The dark will be your womb / tonight.
The night will give you a horizon / further than you can see…
Sometimes it takes darkness and the sweet / confinement of your aloneness / to learn
anything or anyone / that does not bring you alive
is too small for you.

(From Sweet Darkness by David Whyte – House of Belonging)

I get it. I can’t settle. I have to hold out for the good stuff, for the best. Maybe not for the guy-on-the-white-horse, but definitely someone who is not too small for me, who brings me alive.
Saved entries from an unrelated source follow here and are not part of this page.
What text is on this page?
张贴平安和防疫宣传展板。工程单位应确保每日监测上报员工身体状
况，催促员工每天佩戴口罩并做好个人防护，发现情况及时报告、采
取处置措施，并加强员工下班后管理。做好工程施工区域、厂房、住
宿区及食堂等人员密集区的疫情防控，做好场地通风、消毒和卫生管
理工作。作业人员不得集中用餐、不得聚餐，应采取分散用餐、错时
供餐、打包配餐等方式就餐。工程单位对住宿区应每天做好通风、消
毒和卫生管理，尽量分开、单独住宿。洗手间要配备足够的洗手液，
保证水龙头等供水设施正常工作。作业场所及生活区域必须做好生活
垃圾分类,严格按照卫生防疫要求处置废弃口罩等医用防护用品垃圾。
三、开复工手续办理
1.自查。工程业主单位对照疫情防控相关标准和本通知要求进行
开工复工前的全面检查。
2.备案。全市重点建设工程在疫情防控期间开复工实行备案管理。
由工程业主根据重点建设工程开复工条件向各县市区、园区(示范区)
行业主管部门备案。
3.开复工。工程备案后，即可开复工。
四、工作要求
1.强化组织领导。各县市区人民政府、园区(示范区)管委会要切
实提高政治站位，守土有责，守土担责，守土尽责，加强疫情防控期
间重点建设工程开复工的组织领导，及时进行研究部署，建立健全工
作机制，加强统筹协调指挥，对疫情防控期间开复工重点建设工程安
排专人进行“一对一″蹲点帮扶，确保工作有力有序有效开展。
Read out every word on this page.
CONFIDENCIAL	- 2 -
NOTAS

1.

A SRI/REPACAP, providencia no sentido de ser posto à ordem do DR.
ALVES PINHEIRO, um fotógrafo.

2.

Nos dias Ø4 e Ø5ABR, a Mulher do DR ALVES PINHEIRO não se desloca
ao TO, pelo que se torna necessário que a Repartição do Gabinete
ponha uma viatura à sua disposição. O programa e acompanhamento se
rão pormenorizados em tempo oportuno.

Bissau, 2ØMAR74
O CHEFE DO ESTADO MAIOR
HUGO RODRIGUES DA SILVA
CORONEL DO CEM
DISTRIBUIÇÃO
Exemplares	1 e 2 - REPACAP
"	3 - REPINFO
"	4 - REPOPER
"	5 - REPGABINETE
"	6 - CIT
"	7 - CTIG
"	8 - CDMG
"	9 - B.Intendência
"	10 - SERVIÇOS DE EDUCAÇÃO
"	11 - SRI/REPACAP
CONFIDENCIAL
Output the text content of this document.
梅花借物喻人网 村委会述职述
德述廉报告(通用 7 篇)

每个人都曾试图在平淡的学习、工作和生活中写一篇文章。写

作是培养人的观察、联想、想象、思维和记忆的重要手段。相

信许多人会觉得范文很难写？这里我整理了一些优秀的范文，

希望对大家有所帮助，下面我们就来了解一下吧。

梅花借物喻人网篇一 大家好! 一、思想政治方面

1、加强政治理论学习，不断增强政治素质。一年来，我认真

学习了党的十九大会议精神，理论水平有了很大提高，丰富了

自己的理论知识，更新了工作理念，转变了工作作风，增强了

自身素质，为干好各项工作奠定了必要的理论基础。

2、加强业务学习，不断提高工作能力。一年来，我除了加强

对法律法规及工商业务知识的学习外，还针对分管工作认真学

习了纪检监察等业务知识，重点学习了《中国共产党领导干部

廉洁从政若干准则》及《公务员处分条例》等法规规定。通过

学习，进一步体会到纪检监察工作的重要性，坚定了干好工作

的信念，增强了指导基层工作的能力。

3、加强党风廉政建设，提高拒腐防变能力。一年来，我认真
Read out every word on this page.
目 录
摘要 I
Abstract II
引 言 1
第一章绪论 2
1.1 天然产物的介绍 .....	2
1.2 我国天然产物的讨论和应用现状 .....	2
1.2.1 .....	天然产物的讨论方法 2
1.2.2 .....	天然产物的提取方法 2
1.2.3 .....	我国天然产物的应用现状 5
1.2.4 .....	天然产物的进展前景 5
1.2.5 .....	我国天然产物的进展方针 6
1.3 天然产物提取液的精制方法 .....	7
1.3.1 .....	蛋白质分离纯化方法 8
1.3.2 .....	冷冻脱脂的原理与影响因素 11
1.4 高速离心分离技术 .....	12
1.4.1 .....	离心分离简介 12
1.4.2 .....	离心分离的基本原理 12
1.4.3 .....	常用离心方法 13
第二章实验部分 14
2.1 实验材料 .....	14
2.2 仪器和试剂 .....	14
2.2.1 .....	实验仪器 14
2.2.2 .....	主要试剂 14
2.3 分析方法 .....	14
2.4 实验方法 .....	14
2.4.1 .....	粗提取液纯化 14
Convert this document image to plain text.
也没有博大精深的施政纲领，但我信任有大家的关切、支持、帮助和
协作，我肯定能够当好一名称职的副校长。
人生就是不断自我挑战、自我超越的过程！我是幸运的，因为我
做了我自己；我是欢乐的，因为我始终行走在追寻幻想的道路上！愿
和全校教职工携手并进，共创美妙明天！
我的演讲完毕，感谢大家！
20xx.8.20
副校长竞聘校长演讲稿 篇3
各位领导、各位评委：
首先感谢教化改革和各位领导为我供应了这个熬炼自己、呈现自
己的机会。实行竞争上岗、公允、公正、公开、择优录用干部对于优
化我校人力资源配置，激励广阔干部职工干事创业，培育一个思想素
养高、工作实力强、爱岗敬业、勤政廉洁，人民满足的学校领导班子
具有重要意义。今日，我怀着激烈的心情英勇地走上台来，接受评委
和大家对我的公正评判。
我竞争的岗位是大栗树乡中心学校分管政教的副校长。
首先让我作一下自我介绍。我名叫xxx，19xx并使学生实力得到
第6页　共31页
No, that’s not quite it either. I AM alive. I want someone who recognizes such because he’s alive too, fans that flame with abandon, and wouldn’t love anything/anyone less.

That’s not too much to ask, is it?

No. It’s not.

So I wait. I desire. I hope. I want. I build sandcastles in the desert.

And I think of the quote I used at the very beginning of this Lenten series:

…to create, to take what we find in the shadows of our lives and craft what never before has been seen.

(Jan Richardson)

Mmm hmm. Sandcastles weren’t quite what I had in mind.